The scanner uses MEG and MR imaging to produce more reliable and accurate scans of the brain and its activity
MR/MEG hybrid scanner improves accuracy for cancer and brain disease detection
March 20, 2020
by John R. Fischer
, Senior Reporter
Researchers at Aalto University have developed a new scanner for brain imaging that combines capabilities found in magnetoencephalography (MEG) and an unconventional type of MR imaging.
The technology was developed in two EU projects and is now being implemented in a new $1 million project funded by Business Finland, that aims to use the scanners to enhance accurate detection of cancer tissue and diagnoses for various brain diseases in humans, and is expected to help clinicians prep better for surgery.
"The purpose of the technology is to characterize brain activity as well as possible in both time and space," Cornelis Koos Zevenhoven, research group leader in the department of neuroscience and biomedical engineering at Aalto University School of Science in Finland, told HCB News. "The accuracy depends not only on the sensitivity of the instrument, but also on how precisely the electrical structure inside the head can be modeled. Here, the brain activity is measured in the same coordinate system as the structural model or image, and many modeling errors are eliminated. Accuracy is particularly critical when planning brain surgery."
The scanner is expected to improve accuracy in cases of stroke, autism and brain injuries, as well as provider a better understanding of abnormal brain activity connected to depression and the progress of Alzheimer's disease. It also will help distinguish brain tumors and healthy tissue prior to cancer surgery.
Its use of MEG sensors outside the head to measure tiny magnetic fields produced in the brain provides information on the functioning of the nervous system, while MR produces pictures of the brain’s structure. Together, the two enable the device to produce more reliable and accurate images of brain activity.

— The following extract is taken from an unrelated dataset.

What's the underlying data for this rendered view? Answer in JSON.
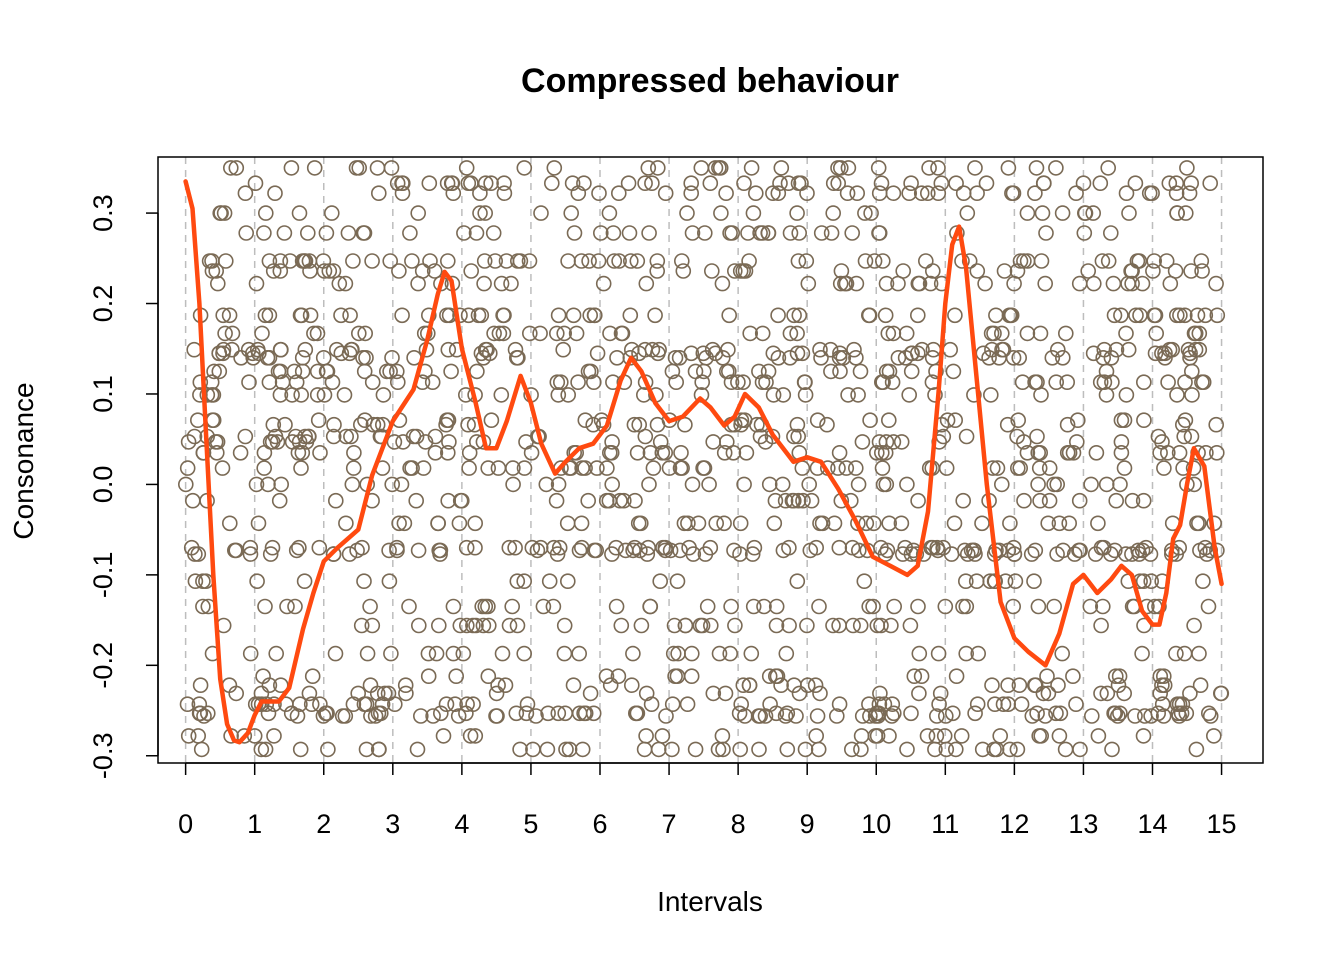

It also uses superconducting sensors called SQUIDS, and possesses superconductive capabilities in other components. In addition, the technology is designed to have a more open device structure, in which the patient lies on a bed equipped with a helmet-shaped slot for the head, as opposed to conventional MR imaging in which a patient is placed in a long, confined tube and the scanner produces loud, unsettling noises.
A prototype requires sensitive components that are compatible with one another. Another necessary resource is liquid helium, in which the temperature is only four degrees above absolute zero. Despite the distance of the helium to the patient’s head being just a few centimetres, however, the individual experiences normal room temperatures.

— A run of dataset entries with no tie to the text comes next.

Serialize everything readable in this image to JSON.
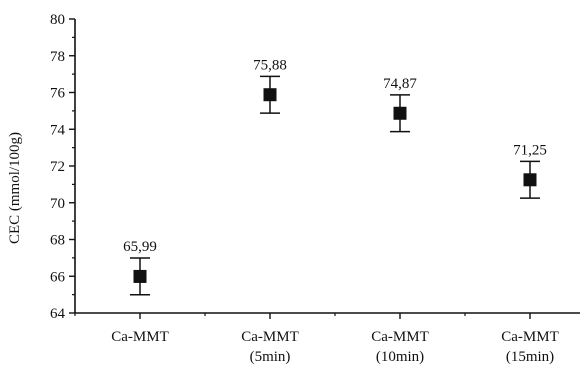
{
  "chart_data": {
    "type": "scatter",
    "title": "",
    "xlabel": "",
    "ylabel": "CEC (mmol/100g)",
    "ylim": [
      64,
      80
    ],
    "yticks": [
      64,
      66,
      68,
      70,
      72,
      74,
      76,
      78,
      80
    ],
    "grid": false,
    "legend": "none",
    "marker": "filled-square",
    "marker_color": "#111111",
    "categories": [
      [
        "Ca-MMT"
      ],
      [
        "Ca-MMT",
        "(5min)"
      ],
      [
        "Ca-MMT",
        "(10min)"
      ],
      [
        "Ca-MMT",
        "(15min)"
      ]
    ],
    "values": [
      65.99,
      75.88,
      74.87,
      71.25
    ],
    "data_labels": [
      "65,99",
      "75,88",
      "74,87",
      "71,25"
    ],
    "error": [
      1.0,
      1.0,
      1.0,
      1.0
    ]
  }
}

The most difficult challenge is making the extremely sensitive magnetic field measurements while applying strong magnetic pulse sequences in MR imaging, with everything having to be designed in a way that is free of magnetic noise, so that the noise does not cover the measured signals. The polarizing magnet is also superconducting but can be switched on and off in some milliseconds during the measurement.

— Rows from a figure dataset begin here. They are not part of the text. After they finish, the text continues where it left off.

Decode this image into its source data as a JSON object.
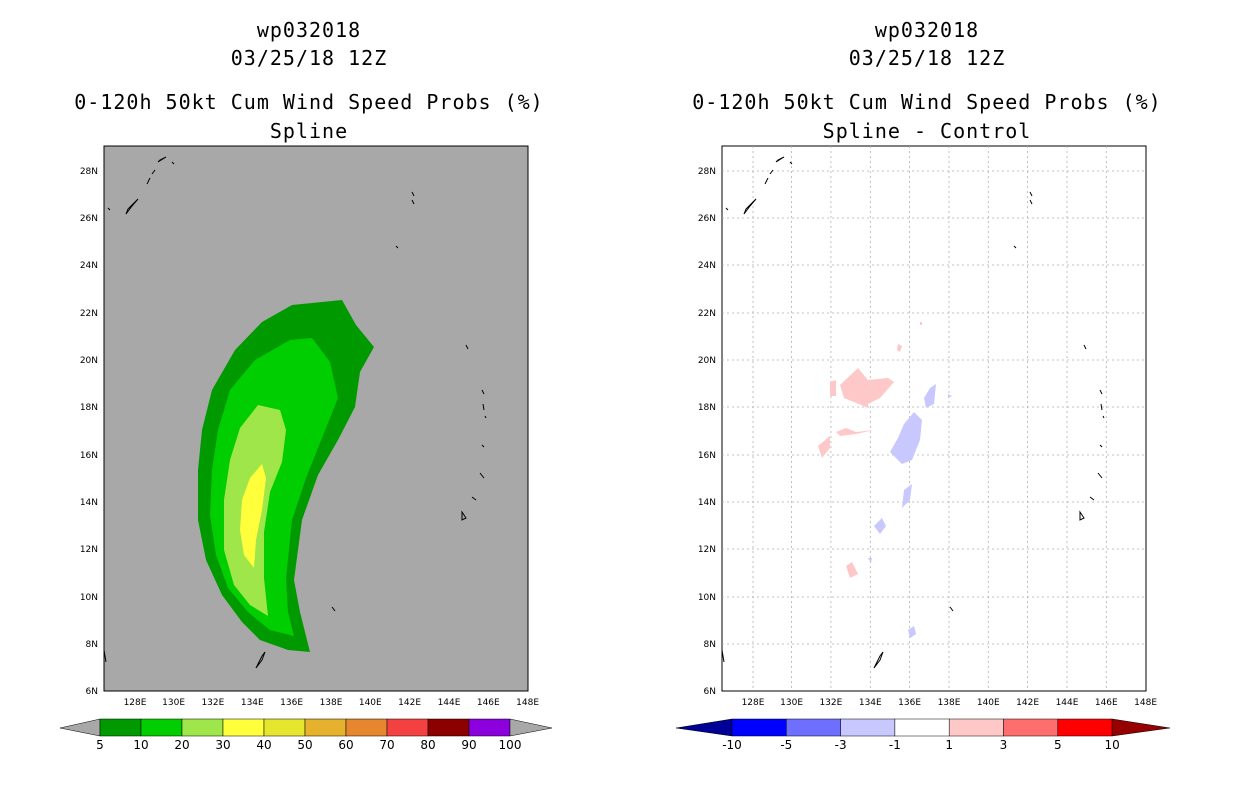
{
  "left_panel": {
    "storm": "wp032018",
    "datetime": "03/25/18 12Z",
    "product": "0-120h 50kt Cum Wind Speed Probs (%)",
    "subtitle": "Spline",
    "colorbar": {
      "labels": [
        "5",
        "10",
        "20",
        "30",
        "40",
        "50",
        "60",
        "70",
        "80",
        "90",
        "100"
      ],
      "colors": [
        "#009a00",
        "#00ce00",
        "#9fe64a",
        "#ffff3c",
        "#e6e62e",
        "#e6b22e",
        "#e6862e",
        "#f34040",
        "#8c0000",
        "#8c00de"
      ]
    }
  },
  "right_panel": {
    "storm": "wp032018",
    "datetime": "03/25/18 12Z",
    "product": "0-120h 50kt Cum Wind Speed Probs (%)",
    "subtitle": "Spline - Control",
    "colorbar": {
      "labels": [
        "-10",
        "-5",
        "-3",
        "-1",
        "1",
        "3",
        "5",
        "10"
      ],
      "colors": [
        "#000096",
        "#0000ff",
        "#6e6eff",
        "#c8c8ff",
        "#ffffff",
        "#ffc8c8",
        "#ff6e6e",
        "#ff0000",
        "#960000"
      ]
    }
  },
  "map": {
    "lon_ticks": [
      "128E",
      "130E",
      "132E",
      "134E",
      "136E",
      "138E",
      "140E",
      "142E",
      "144E",
      "146E",
      "148E"
    ],
    "lat_ticks": [
      "6N",
      "8N",
      "10N",
      "12N",
      "14N",
      "16N",
      "18N",
      "20N",
      "22N",
      "24N",
      "26N",
      "28N"
    ],
    "background_left": "#a8a8a8"
  }
}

"Next steps are to improve the reliability of the different parts and to make measurements with patients and healthy subjects," said Zevenhoven. "There are many special imaging techniques for the scanner, waiting to be developed further now that there is a full-scale prototype. We are also planning the first hospital deployment."
The SQUIDs were developed by VTT Technical Research Centre of Finland.
The researchers aim to develop and commercialize the technology by the end of 2021.